Thu Oct 25, 2012 9:07pm EDT
* Law could be stalled after dispute over union transparency
* PRI leader says sections of the bill could be passed
By Miguel Gutierrez
MEXICO CITY, Oct 25 (Reuters) - Mexico's efforts to carry out the biggest overhaul of its labor laws in four decades face delay after the party of incoming President Enrique Pena Nieto said on Thursday a dispute over the bill meant more time was needed to consider it.
The leader in the lower house of Congress of Pena Nieto's Institutional Revolutionary Party, or PRI, said the bill no longer needed to be voted on by the end of October after the Senate insisted on changes to the proposal this week.
"We're going to give ourselves enough days and weeks to carry out the aim of harmonizing this law," PRI lower house leader Manlio Fabio Beltrones told reporters.
Presented by outgoing President Felipe Calderon at the start of September, the proposed law contains a raft of measures, including changes that would make it easier for firms to hire and fire workers and shorten labor disputes. Calderon was taking advantage of a new provision that allows the president to try to fast-track legislation through Congress in two months.
But Calderon's bill also included measures aimed at opening up Mexico's powerful labor unions to greater scrutiny, by forcing them to divulge how they managed members' fees, and allowing free and secret elections of union leaders.
That was too much for the PRI, for which the unions have been a keystone of support for years. So the party stripped those elements from the bill before the measure left the lower house, using the slim majority it has there with its political allies.
But the PRI lacks a majority in the Senate, where Calderon's conservative National Action Party, or PAN, combined with leftist parties in Congress to reinsert the provisions.
Beltrones said the Senate's decision to return the bill to the lower house ended its fast-track status.
That could prompt a tug of war in Congress, potentially stalling the bill and condemning it to the same fate that other efforts at overhauling the labor laws have experienced since 1970.

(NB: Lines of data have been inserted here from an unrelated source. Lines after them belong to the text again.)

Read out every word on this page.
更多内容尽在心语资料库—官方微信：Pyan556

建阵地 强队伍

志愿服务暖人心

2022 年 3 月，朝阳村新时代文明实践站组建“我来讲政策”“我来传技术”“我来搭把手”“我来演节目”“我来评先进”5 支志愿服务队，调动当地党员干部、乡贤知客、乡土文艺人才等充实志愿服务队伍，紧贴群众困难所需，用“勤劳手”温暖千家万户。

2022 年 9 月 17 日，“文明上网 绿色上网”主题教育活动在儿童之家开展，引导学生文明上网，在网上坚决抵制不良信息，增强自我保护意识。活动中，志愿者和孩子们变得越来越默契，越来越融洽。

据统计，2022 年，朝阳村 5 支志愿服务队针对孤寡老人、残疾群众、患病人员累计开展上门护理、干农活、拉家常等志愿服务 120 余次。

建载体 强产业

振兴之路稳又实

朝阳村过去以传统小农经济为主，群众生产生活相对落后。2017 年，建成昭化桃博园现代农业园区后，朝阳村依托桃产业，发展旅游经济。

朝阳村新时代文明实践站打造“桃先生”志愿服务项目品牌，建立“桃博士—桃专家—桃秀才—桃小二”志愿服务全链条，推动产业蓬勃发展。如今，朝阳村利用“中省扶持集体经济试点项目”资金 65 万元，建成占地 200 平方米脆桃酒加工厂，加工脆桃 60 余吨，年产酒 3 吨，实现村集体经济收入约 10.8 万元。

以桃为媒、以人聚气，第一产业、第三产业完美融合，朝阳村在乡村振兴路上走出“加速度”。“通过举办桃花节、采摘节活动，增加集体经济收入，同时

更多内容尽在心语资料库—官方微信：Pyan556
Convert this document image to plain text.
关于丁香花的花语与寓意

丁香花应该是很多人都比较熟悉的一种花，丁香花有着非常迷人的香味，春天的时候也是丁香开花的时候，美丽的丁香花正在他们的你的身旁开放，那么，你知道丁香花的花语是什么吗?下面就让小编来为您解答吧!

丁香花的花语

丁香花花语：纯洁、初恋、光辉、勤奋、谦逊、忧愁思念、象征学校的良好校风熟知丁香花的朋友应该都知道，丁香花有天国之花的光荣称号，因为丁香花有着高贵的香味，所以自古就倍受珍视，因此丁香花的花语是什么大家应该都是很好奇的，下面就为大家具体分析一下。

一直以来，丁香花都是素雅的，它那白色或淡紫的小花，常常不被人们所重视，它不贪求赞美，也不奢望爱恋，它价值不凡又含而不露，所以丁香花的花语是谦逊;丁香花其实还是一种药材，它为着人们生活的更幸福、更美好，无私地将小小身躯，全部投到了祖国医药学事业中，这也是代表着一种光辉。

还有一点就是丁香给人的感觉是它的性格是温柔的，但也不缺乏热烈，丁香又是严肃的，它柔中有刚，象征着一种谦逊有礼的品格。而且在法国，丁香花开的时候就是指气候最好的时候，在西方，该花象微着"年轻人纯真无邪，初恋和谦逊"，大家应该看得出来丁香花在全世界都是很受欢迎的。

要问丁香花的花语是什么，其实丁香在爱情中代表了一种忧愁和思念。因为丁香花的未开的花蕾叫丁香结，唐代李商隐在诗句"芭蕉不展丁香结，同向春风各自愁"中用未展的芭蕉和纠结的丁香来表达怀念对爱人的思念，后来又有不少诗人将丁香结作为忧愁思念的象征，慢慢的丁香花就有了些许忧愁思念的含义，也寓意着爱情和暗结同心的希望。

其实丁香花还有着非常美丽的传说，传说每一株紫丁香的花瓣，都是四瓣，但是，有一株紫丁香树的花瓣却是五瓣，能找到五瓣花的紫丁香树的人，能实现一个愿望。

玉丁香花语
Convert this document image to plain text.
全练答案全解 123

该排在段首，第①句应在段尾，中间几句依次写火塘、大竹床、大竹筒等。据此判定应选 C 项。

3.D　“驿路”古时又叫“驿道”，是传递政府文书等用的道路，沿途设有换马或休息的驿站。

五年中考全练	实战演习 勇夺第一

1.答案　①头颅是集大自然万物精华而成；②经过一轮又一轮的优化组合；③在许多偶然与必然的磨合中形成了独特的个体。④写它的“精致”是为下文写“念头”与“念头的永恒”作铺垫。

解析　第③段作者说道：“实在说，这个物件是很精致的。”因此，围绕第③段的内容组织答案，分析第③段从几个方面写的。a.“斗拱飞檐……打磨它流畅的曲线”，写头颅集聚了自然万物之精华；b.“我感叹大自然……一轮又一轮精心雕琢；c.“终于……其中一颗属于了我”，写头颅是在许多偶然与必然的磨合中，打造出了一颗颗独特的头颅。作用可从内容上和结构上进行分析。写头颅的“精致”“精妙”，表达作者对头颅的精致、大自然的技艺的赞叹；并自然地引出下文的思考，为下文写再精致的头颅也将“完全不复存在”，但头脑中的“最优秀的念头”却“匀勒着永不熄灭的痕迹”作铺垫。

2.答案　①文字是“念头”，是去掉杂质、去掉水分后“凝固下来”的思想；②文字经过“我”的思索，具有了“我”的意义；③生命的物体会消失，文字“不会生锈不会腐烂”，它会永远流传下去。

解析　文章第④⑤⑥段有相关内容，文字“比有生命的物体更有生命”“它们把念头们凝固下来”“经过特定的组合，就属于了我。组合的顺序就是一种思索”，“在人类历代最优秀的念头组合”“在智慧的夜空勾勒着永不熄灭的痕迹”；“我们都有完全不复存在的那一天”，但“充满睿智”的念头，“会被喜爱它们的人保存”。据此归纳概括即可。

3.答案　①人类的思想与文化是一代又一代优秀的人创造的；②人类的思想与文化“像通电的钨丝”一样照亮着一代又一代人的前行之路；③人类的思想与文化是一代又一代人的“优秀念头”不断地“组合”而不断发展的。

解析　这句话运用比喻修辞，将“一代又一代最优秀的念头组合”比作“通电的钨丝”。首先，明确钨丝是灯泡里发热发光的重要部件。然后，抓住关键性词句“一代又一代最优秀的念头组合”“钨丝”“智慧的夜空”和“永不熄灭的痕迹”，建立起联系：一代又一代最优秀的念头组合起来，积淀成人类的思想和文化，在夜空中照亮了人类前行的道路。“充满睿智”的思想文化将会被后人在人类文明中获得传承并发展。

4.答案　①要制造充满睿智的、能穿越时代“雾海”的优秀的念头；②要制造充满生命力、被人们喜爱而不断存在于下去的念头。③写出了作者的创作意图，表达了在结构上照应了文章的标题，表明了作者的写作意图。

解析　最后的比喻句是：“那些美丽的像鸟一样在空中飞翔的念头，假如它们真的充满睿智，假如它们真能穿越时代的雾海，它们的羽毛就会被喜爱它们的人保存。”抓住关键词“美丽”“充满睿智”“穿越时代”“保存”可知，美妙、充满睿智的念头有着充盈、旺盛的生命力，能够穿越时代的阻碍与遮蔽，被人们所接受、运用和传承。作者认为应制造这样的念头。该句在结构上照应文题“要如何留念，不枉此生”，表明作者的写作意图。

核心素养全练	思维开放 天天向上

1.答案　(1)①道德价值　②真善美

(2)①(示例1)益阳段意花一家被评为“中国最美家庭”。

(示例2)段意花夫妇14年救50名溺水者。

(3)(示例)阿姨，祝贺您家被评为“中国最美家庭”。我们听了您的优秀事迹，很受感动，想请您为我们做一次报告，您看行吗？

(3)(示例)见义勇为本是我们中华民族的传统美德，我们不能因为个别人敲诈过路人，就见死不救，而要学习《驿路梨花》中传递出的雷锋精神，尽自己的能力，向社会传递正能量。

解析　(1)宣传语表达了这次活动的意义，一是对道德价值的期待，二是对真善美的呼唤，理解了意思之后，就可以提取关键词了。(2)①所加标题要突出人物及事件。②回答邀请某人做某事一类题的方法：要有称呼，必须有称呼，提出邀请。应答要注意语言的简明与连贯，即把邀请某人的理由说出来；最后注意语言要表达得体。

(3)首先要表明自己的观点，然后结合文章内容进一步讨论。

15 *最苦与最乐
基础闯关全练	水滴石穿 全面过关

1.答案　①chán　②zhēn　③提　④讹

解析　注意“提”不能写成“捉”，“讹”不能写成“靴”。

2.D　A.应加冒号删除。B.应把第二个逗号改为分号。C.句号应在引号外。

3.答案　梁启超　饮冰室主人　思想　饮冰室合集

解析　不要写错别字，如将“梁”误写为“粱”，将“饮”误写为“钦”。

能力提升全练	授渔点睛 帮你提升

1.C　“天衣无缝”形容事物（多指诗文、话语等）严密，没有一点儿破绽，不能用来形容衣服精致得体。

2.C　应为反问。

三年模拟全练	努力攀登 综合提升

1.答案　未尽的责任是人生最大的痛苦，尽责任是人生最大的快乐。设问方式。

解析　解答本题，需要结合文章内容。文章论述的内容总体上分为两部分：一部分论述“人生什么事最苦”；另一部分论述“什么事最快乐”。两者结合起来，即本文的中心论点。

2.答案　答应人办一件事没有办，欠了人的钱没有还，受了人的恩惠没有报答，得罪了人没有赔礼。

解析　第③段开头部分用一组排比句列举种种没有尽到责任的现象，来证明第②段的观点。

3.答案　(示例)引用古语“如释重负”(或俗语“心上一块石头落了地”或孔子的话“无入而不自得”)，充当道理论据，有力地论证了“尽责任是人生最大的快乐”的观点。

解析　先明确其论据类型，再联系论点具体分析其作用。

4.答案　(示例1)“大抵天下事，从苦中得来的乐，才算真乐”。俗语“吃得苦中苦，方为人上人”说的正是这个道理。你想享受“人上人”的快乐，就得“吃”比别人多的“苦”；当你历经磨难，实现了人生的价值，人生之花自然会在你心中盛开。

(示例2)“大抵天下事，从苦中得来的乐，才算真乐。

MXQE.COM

Beltrones said Congress could still seek to pass sections of the bill, leaving out the controversial measures.
He insisted the lower house would at the very latest back a labor reform shortly after Pena Nieto took office on Dec. 1.
"The PRI's parliamentary group in the lower house is committed to President Enrique Pena Nieto having a labor reform that will take care of all the principles and give us guarantees and stability on the labor market," he said.